Perhaps surprisingly, another obstacle is the Darién Gap: a small 160 kilometre stretch of dense marshy jungle, made even more dangerous by guerrillas fighting in the area, between Panama and Colombia. Yes, this means there are no roads between Central and South America, there are no ferries covering the gap either, but backpacker traffic is so heavy that there is a fairly organised line of private vessels operating between Cartagena and the Portobelo Area or Carti in Panama. As of August 2014 the company San Blas Ferry operates a ferry between Carti in Panama and Cartagena in Colombia. It is also feasible to walk along the Caribbean coast line, but unless you have experience in such journeys, this is not something you should take lightly. From Europe you can go by freight ship to Montevideo and some places in Brazil and some of the cruises in the Caribbean also include ports in Venezuela.
Northern Africa can be easily visited from Europe. However, if you want to travel further south overland you need to cross the Sahara desert, which is a challenging task. You could possibly travel along the west coast, passing through several countries that require visas from almost all foreigners. The easier route would be in eastern Africa, sample routes include Cairo to Nairobi overland and Alexandria to Cape Town by train and bus. Rail transportation and paved roads are uncommon, therefore getting around can be challenging and take time. Also, inform yourself about the situation in the areas you plan to travel through – sadly infectious diseases, armed conflicts and crime are prevalent in much of Africa. Finally, to get out from anywhere in Sub-Saharan Africa your alternatives are to either backtrack north to get to Europe or Asia or fly. Crossing the Indian ocean by boat is dangerous because of pirates, at least unless you take a very southerly route.
Australia and the rest of Oceania require flying if you aren't going by freighter or by an irregular and expensive Trans-Pacific or RTW cruise. While most Indonesian islands are connected to each other by ferry and western Indonesia has several connections to the Asian mainland, as of now there are no scheduled ships between Asia and Oceania.
Overall getting from one continent to another in the Southern Hemisphere is in practice an option only if you have your own boat.
Already over 100 years ago a car race from Beijing to Paris was arranged, and in 1936 two guys from Prague drove around the world in 97 days.

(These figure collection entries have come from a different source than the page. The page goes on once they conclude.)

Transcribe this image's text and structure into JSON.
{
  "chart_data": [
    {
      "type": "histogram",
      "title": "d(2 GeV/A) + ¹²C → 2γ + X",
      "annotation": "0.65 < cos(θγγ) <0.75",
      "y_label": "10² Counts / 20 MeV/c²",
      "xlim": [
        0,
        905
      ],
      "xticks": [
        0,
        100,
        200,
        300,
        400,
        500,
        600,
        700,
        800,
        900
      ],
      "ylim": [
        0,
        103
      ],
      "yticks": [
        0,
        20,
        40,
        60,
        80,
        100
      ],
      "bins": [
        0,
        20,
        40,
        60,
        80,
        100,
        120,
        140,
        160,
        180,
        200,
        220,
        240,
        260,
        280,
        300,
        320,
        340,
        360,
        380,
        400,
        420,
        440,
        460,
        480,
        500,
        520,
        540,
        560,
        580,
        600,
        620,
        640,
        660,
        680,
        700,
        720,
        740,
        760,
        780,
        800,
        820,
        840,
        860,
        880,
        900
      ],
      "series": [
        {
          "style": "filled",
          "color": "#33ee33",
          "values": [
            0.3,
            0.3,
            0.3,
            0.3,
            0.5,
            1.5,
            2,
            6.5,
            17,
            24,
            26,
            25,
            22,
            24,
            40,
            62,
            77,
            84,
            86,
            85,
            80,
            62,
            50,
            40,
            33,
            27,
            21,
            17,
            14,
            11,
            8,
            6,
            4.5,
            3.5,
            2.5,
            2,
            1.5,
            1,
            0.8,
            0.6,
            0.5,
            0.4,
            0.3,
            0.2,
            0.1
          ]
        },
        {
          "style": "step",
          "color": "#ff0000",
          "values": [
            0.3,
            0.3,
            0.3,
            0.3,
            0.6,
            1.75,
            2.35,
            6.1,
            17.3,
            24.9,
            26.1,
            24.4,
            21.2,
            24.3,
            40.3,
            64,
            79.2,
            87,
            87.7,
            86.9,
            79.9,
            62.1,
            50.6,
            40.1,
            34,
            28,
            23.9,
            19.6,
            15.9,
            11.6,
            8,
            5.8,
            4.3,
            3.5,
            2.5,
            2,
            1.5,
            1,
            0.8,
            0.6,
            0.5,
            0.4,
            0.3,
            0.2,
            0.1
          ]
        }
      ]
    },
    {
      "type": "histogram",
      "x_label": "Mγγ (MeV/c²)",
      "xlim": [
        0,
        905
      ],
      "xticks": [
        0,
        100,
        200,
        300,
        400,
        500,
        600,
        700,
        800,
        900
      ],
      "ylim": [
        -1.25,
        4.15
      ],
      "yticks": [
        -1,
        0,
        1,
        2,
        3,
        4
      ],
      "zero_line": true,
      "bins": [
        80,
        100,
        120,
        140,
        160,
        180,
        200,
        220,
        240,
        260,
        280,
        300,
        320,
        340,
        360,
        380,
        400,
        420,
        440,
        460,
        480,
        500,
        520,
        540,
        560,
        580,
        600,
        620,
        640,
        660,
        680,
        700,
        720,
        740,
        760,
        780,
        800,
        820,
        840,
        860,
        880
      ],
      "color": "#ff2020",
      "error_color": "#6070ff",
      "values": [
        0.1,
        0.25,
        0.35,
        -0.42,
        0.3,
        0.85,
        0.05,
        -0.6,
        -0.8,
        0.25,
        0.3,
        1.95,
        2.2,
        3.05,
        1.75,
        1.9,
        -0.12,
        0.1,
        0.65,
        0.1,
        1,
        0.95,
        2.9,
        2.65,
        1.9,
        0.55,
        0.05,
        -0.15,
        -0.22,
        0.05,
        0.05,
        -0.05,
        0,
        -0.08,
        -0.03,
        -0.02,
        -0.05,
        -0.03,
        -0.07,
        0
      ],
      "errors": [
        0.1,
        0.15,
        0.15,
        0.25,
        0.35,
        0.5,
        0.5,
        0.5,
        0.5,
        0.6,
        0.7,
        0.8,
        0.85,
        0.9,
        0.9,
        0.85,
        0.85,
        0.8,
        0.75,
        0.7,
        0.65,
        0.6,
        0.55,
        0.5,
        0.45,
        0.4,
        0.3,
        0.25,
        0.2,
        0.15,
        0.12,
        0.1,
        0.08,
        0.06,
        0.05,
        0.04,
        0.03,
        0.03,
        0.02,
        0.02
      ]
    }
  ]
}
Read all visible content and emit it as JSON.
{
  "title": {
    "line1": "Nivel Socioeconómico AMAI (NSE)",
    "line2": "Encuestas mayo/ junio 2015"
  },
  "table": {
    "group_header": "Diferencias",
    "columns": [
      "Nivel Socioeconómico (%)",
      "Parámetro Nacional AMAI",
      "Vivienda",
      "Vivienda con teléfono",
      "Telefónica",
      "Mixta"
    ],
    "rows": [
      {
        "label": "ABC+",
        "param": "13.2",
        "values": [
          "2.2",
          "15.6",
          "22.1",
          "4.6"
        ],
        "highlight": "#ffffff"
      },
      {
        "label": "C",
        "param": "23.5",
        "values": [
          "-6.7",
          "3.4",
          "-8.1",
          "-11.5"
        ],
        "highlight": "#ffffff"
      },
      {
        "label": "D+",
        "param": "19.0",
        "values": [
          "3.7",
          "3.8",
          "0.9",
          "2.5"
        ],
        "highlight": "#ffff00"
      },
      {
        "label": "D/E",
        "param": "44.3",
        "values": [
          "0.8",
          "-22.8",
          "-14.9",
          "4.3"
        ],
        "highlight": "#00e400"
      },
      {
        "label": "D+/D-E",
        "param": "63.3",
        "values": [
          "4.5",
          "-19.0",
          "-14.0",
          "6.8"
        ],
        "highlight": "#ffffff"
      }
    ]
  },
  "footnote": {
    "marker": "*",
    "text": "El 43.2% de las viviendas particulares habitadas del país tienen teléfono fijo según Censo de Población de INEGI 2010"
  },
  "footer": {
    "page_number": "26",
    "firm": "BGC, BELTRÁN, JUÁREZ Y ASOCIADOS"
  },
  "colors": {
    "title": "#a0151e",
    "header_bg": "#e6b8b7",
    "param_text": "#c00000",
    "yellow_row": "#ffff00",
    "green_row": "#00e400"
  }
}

There are two ways to drive around the world: you can buy and sell vehicles along the way, which means that you can fly over difficult and dangerous regions and don't have any problems getting it over the oceans. If you drive the same car around the world you will have to drive all the way and arrange with freight ships to take the car at least over the Atlantic and the Pacific. Driving around the world means you will need various documents in addition to your passport and visas such as an international driver's license, Carnet de Passage, documents concerning the car's insurances and in some cases even a local driver's license! Weblogs where RTW drivers share their first hand experiences include Transworldexpedition, The world by road and Vw vagabonds.